Depuis le poste de conduite propulsion (PCP), les équipes de TechnicAtome soutenues par les marins de l’équipage d’armement et celles de Naval Group viennent d’initier les premières réactions de fission au sein du réacteur nucléaire.
« Réacteur critique, réacteur critique ». Le 12 décembre, ces deux mots résonnent pour la première fois dans les coursives du SNA De Grasse et sur le dispositif de mise à l’eau (DME) qui accueille le bâtiment depuis sa sortie de la nef Laubeuf du site Naval Group de Cherbourg, le 27 mai 2025. Pour le directeur des programmes sous-marins du constructeur, ce transfert avait déjà signifié « le départ du SNA depuis sa nef d’assemblage pour rejoindre sa forme d’achèvement ».
Ce réacteur critique, ce sont les premiers neutrons qui frappent les atomes d’uranium 235 du cœur, initiant la réaction en chaîne pilotée et contrôlée qui libère de l’énergie, beaucoup d’énergie. La chaleur générée va réchauffer l’eau qui entoure le combustible dans le circuit primaire puis, par transfert thermique, produire de la vapeur au niveau du circuit secondaire qui sera ensuite transformée via des turbines en énergie électrique ou mécanique. La propulsion nucléaire apporte une autonomie sans commune mesure comparée à la propulsion classique : un gramme d’uranium libère autant d’énergie que deux tonnes du pétrole. Elle autorise de longs déploiements où la première limite est avant tout la réserve en vivres. En sus, comparé par exemple aux sous-marins classiques et malgré les évolutions liées aux batteries, cette propulsion procure une indéniable réserve de vitesse.
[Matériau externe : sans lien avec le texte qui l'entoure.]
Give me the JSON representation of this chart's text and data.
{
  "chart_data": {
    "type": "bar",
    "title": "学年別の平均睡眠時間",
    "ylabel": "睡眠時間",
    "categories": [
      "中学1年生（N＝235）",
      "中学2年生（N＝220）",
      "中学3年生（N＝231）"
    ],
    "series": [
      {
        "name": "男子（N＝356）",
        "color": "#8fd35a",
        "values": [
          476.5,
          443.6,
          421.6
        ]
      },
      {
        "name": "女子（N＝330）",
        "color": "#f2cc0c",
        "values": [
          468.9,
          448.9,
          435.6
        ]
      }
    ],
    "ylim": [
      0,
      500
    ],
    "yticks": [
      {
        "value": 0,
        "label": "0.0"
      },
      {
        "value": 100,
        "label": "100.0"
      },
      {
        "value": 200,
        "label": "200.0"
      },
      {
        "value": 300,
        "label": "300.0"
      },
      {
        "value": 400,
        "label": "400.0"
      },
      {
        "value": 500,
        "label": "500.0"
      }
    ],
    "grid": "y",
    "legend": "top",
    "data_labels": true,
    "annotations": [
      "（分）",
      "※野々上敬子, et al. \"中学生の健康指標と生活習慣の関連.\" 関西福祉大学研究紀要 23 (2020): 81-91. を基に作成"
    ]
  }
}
Ses « premiers battements du cœur », les ingénieurs de TechnicAtome les attendaient. Ils ont conçu le réacteur sous l’autorité du commissariat à l’énergie atomique et aux énergies alternatives (CEA). Les marins de l’équipage et les équipes industrielles, entre septembre et novembre 2025, ont, eux, réalisé un lignage indispensable pour confirmer que la chaufferie nucléaire et le cœur qu’elle accueille sont conformes en tous points aux spécifications et aux plans. Un véritable défi qui concerne l’intégralité des circuits du SNA, des tubes lance-torpilles depuis la soute armes tactiques à la ligne d’arbre en passant par les installations de réfrigération.
Mais pour l’instant, à Cherbourg, depuis le 12 décembre 2025 et pour plusieurs semaines, il s’agit avant tout de vérifier le bon comportement du cœur en lui-même : mesurer sa réactivité et confirmer que les mécanismes qui permettent son pilotage manœuvrent nominalement ou bien encore d’observer la fiabilité et la précision des différents moyens de surveillance. Quatre semaines d’essais sont ainsi prévues, avec plusieurs divergences hebdomadaires. À l’issue pourront débuter les essais sous vapeur nucléaire, essais qui voient la production de vapeur via le générateur de vapeur de la chaufferie puis son utilisation par les turbines au niveau de la machine du SNA.
L’ensemble des essais à quai et leur validation a permis au dernier né des SNA de la classe « Suffren » d’être prêt pour une première sortie à la mer à partir du 24 février. Preuve que ce travail collectif qui lie les différents industriels, qu’ils soient concepteurs ou intégrateurs, et les organismes étatiques, du CEA à la Marine nationale en passant par la Direction générale de l’Armement (DGA), gagne en efficacité, les essais du De Grasse ont été réalisés sur le DME en 9 mois là où sur le SNA Tourville, 12 mois avaient été nécessaires. En sus, premier bâtiment du « Batch 2 », il bénéficie par rapport aux trois précédents de la série de plusieurs évolutions technologiques et capacitaires.
En mer, la chaufferie et la machine seront de nouveau testées, dans les configurations d’exploitation normales mais aussi pour observer leur comportement lors d’appels de puissance ou durant des transitoires, tel le passage de la vitesse maximale à l’arrêt de la ligne d’arbre. In fine, dans le cadre de la première phase de la Vérification des Caractéristiques Militaires (VCM1), l’équipage et les industriels présents à bord confirmeront la capacité du De Grasse à naviguer dans l’intégralité de son domaine d’immersion-vitesse mais aussi à mettre en œuvre les installations de son système de combat (sonar, communications, lancement d’armes…). Leur bonne réalisation s’associera à la livraison du bâtiment à la DGA puis à la réception par la Marine nationale avant que l’autre équipage débute la deuxième phase de la VCM portant davantage sur l’endurance à la mer du sous- marin.